The paradoxically harmful, if increasingly well recognised, consequences of too much medicine are illustrated by the remarkable personal testimony of the readers of James Le Fanu’s weekly medical column, coerced into taking drugs they do not need, debilitated by their adverse effects – and their almost miraculous recovery on discontinuing them. The only solution, he argues, is for the public to take the initiative. His review of the relevant evidence for the efficacy, or otherwise, of commonly prescribed drugs should allow readers of ‘Too Many Pills’ to ask much more searching questions about the benefits and risks of the medicines they are taking.
‘Why Us?: How Science Rediscovered the Mystery of Ourselves’ investigates the paradox where the major developments in genetics (including the Human Genome Project) and neuroscience of the past two decades have inadvertently revealed the limits of an exclusively scientific account of the form and attributes of the living world and the exceptionality of the human mind.
His (much acclaimed) ‘The Rise and Fall of Modern Medicine’ charts the change in fortunes of medicine over the past sixty years from the supreme achievements of its ‘Twelve Definitive Moments’ to its current discontents. The ‘Fully Revised and Updated’ second edition includes an epilogue ‘Ten Years On’ exploring the major developments of the last decade.
Medicine has become the most visible symbol of the fulfillment of the great Enlightenment Project where scientific progress would vanquish the twin perils of ignorance and disease to the benefit of all. And yet the more powerful and prestigious it has become, the greater the impetus to extend its influence further, resulting in the progressive ‘medicalisation’ of people’s lives to no good purpose… this takes many forms from the over investigation and over treatment of minor symptoms to the inappropriate use of life-sustaining technologies, anxiety mongering about trivial (or non existent) threats to health and people’s everyday lives, and the propagation of unreasonable expectations about what the current state of medical research can reasonably be expected to achieve.”
Have we discovered it all? (Daily Telegraph) investigates the current state of medical research and notes “the more generous its funding, the more daunting the tidal wave of articles in academic journals, the more striking the paradox that the rate of medical innovation—discoveries that really make a difference—is a fraction of what it was thirty or forty years ago.”

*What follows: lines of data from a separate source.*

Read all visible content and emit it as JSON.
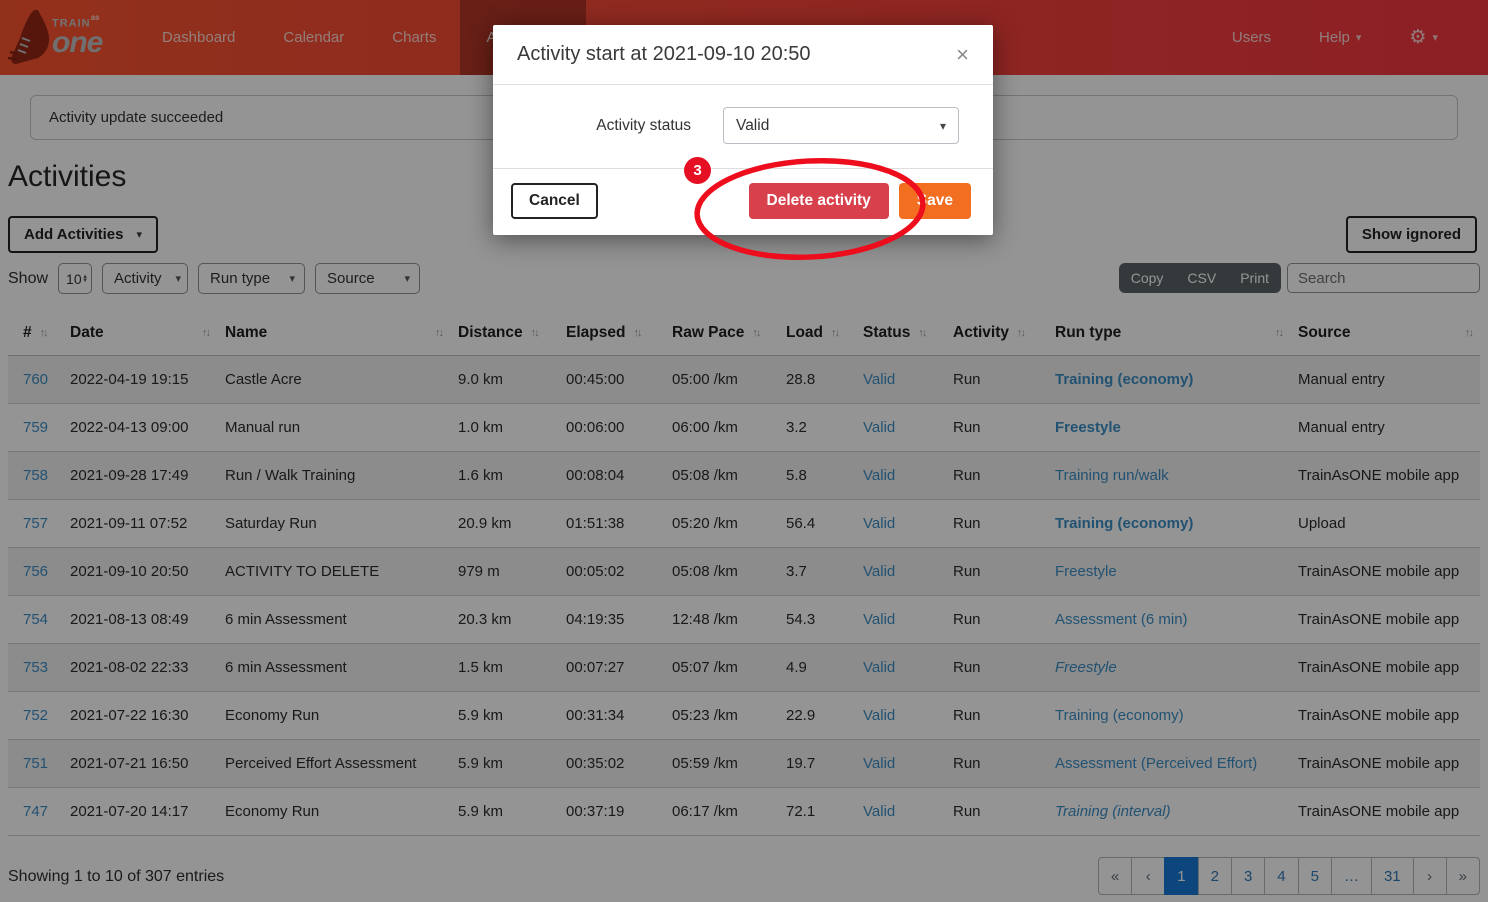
{
  "navbar": {
    "brand": {
      "train": "TRAIN",
      "as": "as",
      "one": "one"
    },
    "items": [
      {
        "label": "Dashboard",
        "active": false
      },
      {
        "label": "Calendar",
        "active": false
      },
      {
        "label": "Charts",
        "active": false
      },
      {
        "label": "Activities",
        "active": true
      }
    ],
    "right": {
      "users": "Users",
      "help": "Help"
    }
  },
  "alert": {
    "text": "Activity update succeeded"
  },
  "page": {
    "title": "Activities"
  },
  "toolbar": {
    "add_activities_label": "Add Activities",
    "show_ignored_label": "Show ignored",
    "show_label": "Show",
    "show_value": "10",
    "filter_activity": "Activity",
    "filter_run_type": "Run type",
    "filter_source": "Source",
    "export_buttons": [
      "Copy",
      "CSV",
      "Print"
    ],
    "search_placeholder": "Search"
  },
  "table": {
    "headers": [
      "#",
      "Date",
      "Name",
      "Distance",
      "Elapsed",
      "Raw Pace",
      "Load",
      "Status",
      "Activity",
      "Run type",
      "Source"
    ],
    "rows": [
      {
        "id": "760",
        "date": "2022-04-19 19:15",
        "name": "Castle Acre",
        "distance": "9.0 km",
        "elapsed": "00:45:00",
        "raw_pace": "05:00 /km",
        "load": "28.8",
        "status": "Valid",
        "activity": "Run",
        "run_type": "Training (economy)",
        "run_type_style": "bold",
        "source": "Manual entry"
      },
      {
        "id": "759",
        "date": "2022-04-13 09:00",
        "name": "Manual run",
        "distance": "1.0 km",
        "elapsed": "00:06:00",
        "raw_pace": "06:00 /km",
        "load": "3.2",
        "status": "Valid",
        "activity": "Run",
        "run_type": "Freestyle",
        "run_type_style": "bold",
        "source": "Manual entry"
      },
      {
        "id": "758",
        "date": "2021-09-28 17:49",
        "name": "Run / Walk Training",
        "distance": "1.6 km",
        "elapsed": "00:08:04",
        "raw_pace": "05:08 /km",
        "load": "5.8",
        "status": "Valid",
        "activity": "Run",
        "run_type": "Training run/walk",
        "run_type_style": "normal",
        "source": "TrainAsONE mobile app"
      },
      {
        "id": "757",
        "date": "2021-09-11 07:52",
        "name": "Saturday Run",
        "distance": "20.9 km",
        "elapsed": "01:51:38",
        "raw_pace": "05:20 /km",
        "load": "56.4",
        "status": "Valid",
        "activity": "Run",
        "run_type": "Training (economy)",
        "run_type_style": "bold",
        "source": "Upload"
      },
      {
        "id": "756",
        "date": "2021-09-10 20:50",
        "name": "ACTIVITY TO DELETE",
        "distance": "979 m",
        "elapsed": "00:05:02",
        "raw_pace": "05:08 /km",
        "load": "3.7",
        "status": "Valid",
        "activity": "Run",
        "run_type": "Freestyle",
        "run_type_style": "normal",
        "source": "TrainAsONE mobile app"
      },
      {
        "id": "754",
        "date": "2021-08-13 08:49",
        "name": "6 min Assessment",
        "distance": "20.3 km",
        "elapsed": "04:19:35",
        "raw_pace": "12:48 /km",
        "load": "54.3",
        "status": "Valid",
        "activity": "Run",
        "run_type": "Assessment (6 min)",
        "run_type_style": "normal",
        "source": "TrainAsONE mobile app"
      },
      {
        "id": "753",
        "date": "2021-08-02 22:33",
        "name": "6 min Assessment",
        "distance": "1.5 km",
        "elapsed": "00:07:27",
        "raw_pace": "05:07 /km",
        "load": "4.9",
        "status": "Valid",
        "activity": "Run",
        "run_type": "Freestyle",
        "run_type_style": "italic",
        "source": "TrainAsONE mobile app"
      },
      {
        "id": "752",
        "date": "2021-07-22 16:30",
        "name": "Economy Run",
        "distance": "5.9 km",
        "elapsed": "00:31:34",
        "raw_pace": "05:23 /km",
        "load": "22.9",
        "status": "Valid",
        "activity": "Run",
        "run_type": "Training (economy)",
        "run_type_style": "normal",
        "source": "TrainAsONE mobile app"
      },
      {
        "id": "751",
        "date": "2021-07-21 16:50",
        "name": "Perceived Effort Assessment",
        "distance": "5.9 km",
        "elapsed": "00:35:02",
        "raw_pace": "05:59 /km",
        "load": "19.7",
        "status": "Valid",
        "activity": "Run",
        "run_type": "Assessment (Perceived Effort)",
        "run_type_style": "normal",
        "source": "TrainAsONE mobile app"
      },
      {
        "id": "747",
        "date": "2021-07-20 14:17",
        "name": "Economy Run",
        "distance": "5.9 km",
        "elapsed": "00:37:19",
        "raw_pace": "06:17 /km",
        "load": "72.1",
        "status": "Valid",
        "activity": "Run",
        "run_type": "Training (interval)",
        "run_type_style": "italic",
        "source": "TrainAsONE mobile app"
      }
    ]
  },
  "table_footer": {
    "showing_text": "Showing 1 to 10 of 307 entries",
    "pagination": [
      {
        "label": "«",
        "kind": "arrow"
      },
      {
        "label": "‹",
        "kind": "arrow"
      },
      {
        "label": "1",
        "kind": "page",
        "active": true
      },
      {
        "label": "2",
        "kind": "page"
      },
      {
        "label": "3",
        "kind": "page"
      },
      {
        "label": "4",
        "kind": "page"
      },
      {
        "label": "5",
        "kind": "page"
      },
      {
        "label": "…",
        "kind": "page"
      },
      {
        "label": "31",
        "kind": "page"
      },
      {
        "label": "›",
        "kind": "arrow"
      },
      {
        "label": "»",
        "kind": "arrow"
      }
    ]
  },
  "modal": {
    "title": "Activity start at 2021-09-10 20:50",
    "close_icon": "×",
    "status_label": "Activity status",
    "status_value": "Valid",
    "cancel_label": "Cancel",
    "delete_label": "Delete activity",
    "save_label": "Save"
  },
  "annotation": {
    "step_number": "3"
  },
  "icons": {
    "caret_down": "▾",
    "gear": "⚙",
    "sort": "↑↓",
    "spinner_up": "▲",
    "spinner_down": "▼"
  },
  "colors": {
    "navbar_gradient_start": "#fb5530",
    "navbar_gradient_end": "#f23741",
    "link_blue": "#3c8dc5",
    "active_page_blue": "#1878d8",
    "delete_red": "#d8404b",
    "save_orange": "#f26f22",
    "annotation_red": "#ee0d1c",
    "export_group_dark": "#5a6268"
  }
}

Science’s Dead End (Prospect Magazine) considers the prospects for further scientific advance in the wake of the supreme intellectual achievement of the past sixty years in permitting us, for the first time, to ‘hold in our mind’s eye’ the entire history of the universe from the moment of the Big Bang until yesterday.
Aping Mankind (The Tablet) and Metaphysics Resurgent (Brain). These two extended book reviews consider first the philosopher Raymond Tallis’s critique of the prevailing reductionist account of the human experience and, secondly, the implications of the most recent findings in genetics and neuroscience for the troubled relationship between science and religion.

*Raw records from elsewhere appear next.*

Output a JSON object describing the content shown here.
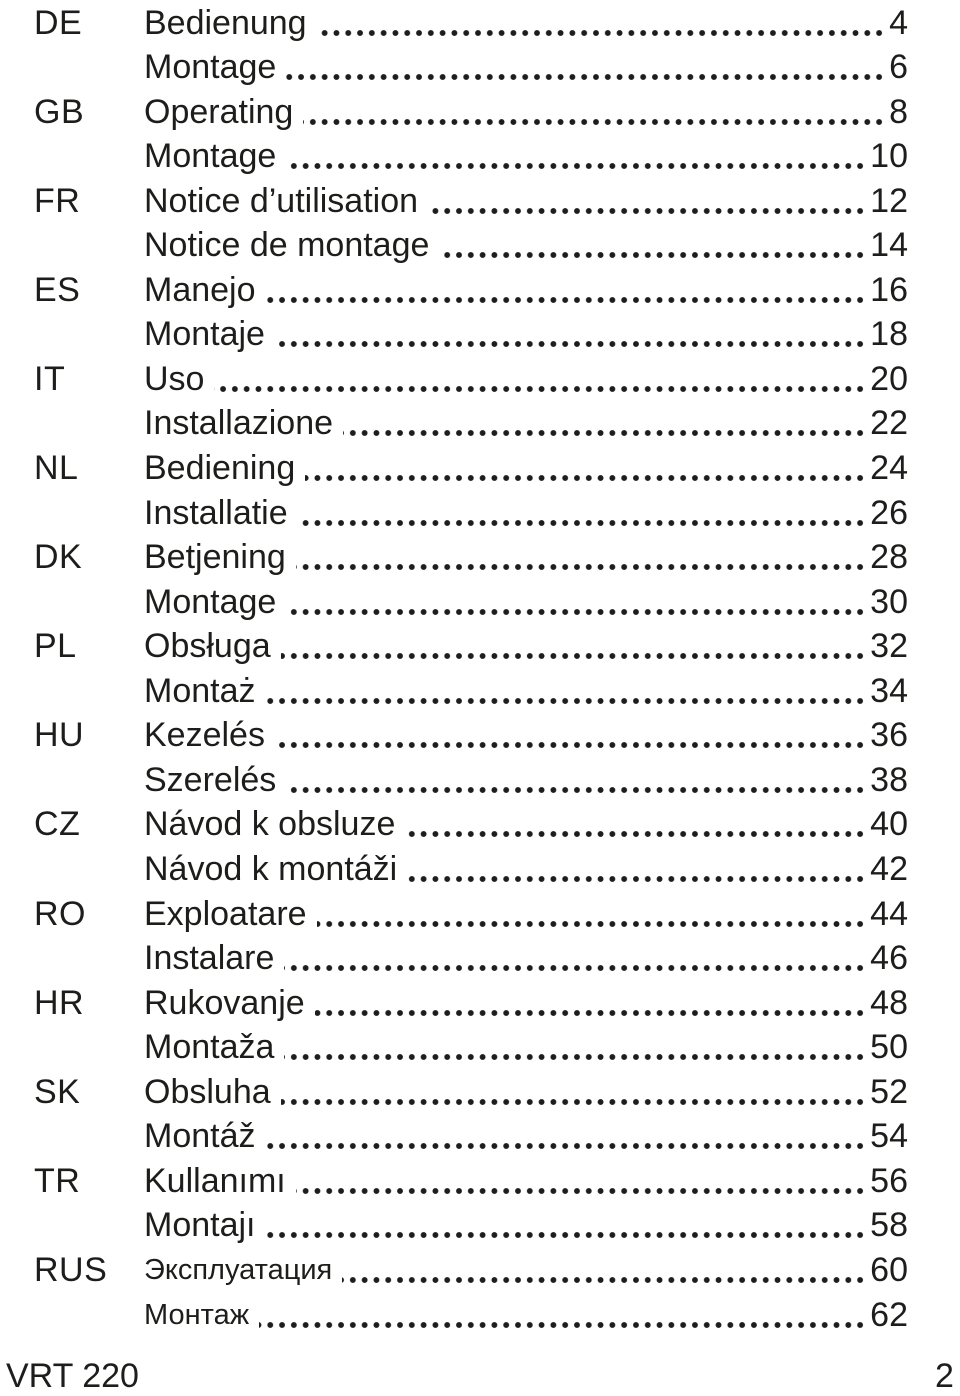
{
  "toc": {
    "entries": [
      {
        "lang": "DE",
        "title": "Bedienung",
        "page": "4"
      },
      {
        "lang": "",
        "title": "Montage",
        "page": "6"
      },
      {
        "lang": "GB",
        "title": "Operating",
        "page": "8"
      },
      {
        "lang": "",
        "title": "Montage",
        "page": "10"
      },
      {
        "lang": "FR",
        "title": "Notice d’utilisation",
        "page": "12"
      },
      {
        "lang": "",
        "title": "Notice de montage",
        "page": "14"
      },
      {
        "lang": "ES",
        "title": "Manejo",
        "page": "16"
      },
      {
        "lang": "",
        "title": "Montaje",
        "page": "18"
      },
      {
        "lang": "IT",
        "title": "Uso",
        "page": "20"
      },
      {
        "lang": "",
        "title": "Installazione",
        "page": "22"
      },
      {
        "lang": "NL",
        "title": "Bediening",
        "page": "24"
      },
      {
        "lang": "",
        "title": "Installatie",
        "page": "26"
      },
      {
        "lang": "DK",
        "title": "Betjening",
        "page": "28"
      },
      {
        "lang": "",
        "title": "Montage",
        "page": "30"
      },
      {
        "lang": "PL",
        "title": "Obsługa",
        "page": "32"
      },
      {
        "lang": "",
        "title": "Montaż",
        "page": "34"
      },
      {
        "lang": "HU",
        "title": "Kezelés",
        "page": "36"
      },
      {
        "lang": "",
        "title": "Szerelés",
        "page": "38"
      },
      {
        "lang": "CZ",
        "title": "Návod k obsluze",
        "page": "40"
      },
      {
        "lang": "",
        "title": "Návod k montáži",
        "page": "42"
      },
      {
        "lang": "RO",
        "title": "Exploatare",
        "page": "44"
      },
      {
        "lang": "",
        "title": "Instalare",
        "page": "46"
      },
      {
        "lang": "HR",
        "title": "Rukovanje",
        "page": "48"
      },
      {
        "lang": "",
        "title": "Montaža",
        "page": "50"
      },
      {
        "lang": "SK",
        "title": "Obsluha",
        "page": "52"
      },
      {
        "lang": "",
        "title": "Montáž",
        "page": "54"
      },
      {
        "lang": "TR",
        "title": "Kullanımı",
        "page": "56"
      },
      {
        "lang": "",
        "title": "Montajı",
        "page": "58"
      },
      {
        "lang": "RUS",
        "title": "Эксплуатация",
        "page": "60"
      },
      {
        "lang": "",
        "title": "Монтаж",
        "page": "62"
      }
    ]
  },
  "footer": {
    "product": "VRT 220",
    "page_number": "2"
  }
}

Profitable Wonders. This popular series on the ‘wonders’ of biology, natural history and related subjects appears monthly in The Oldie magazine—featuring the murmuration of starlings, the regenerative powers of the salamander, the ‘miracle’ of homeostasis, the marvels of skin and the heart and the extraordinary attributes of the living world from bacteria to elephants via the earthworm and the humming bird.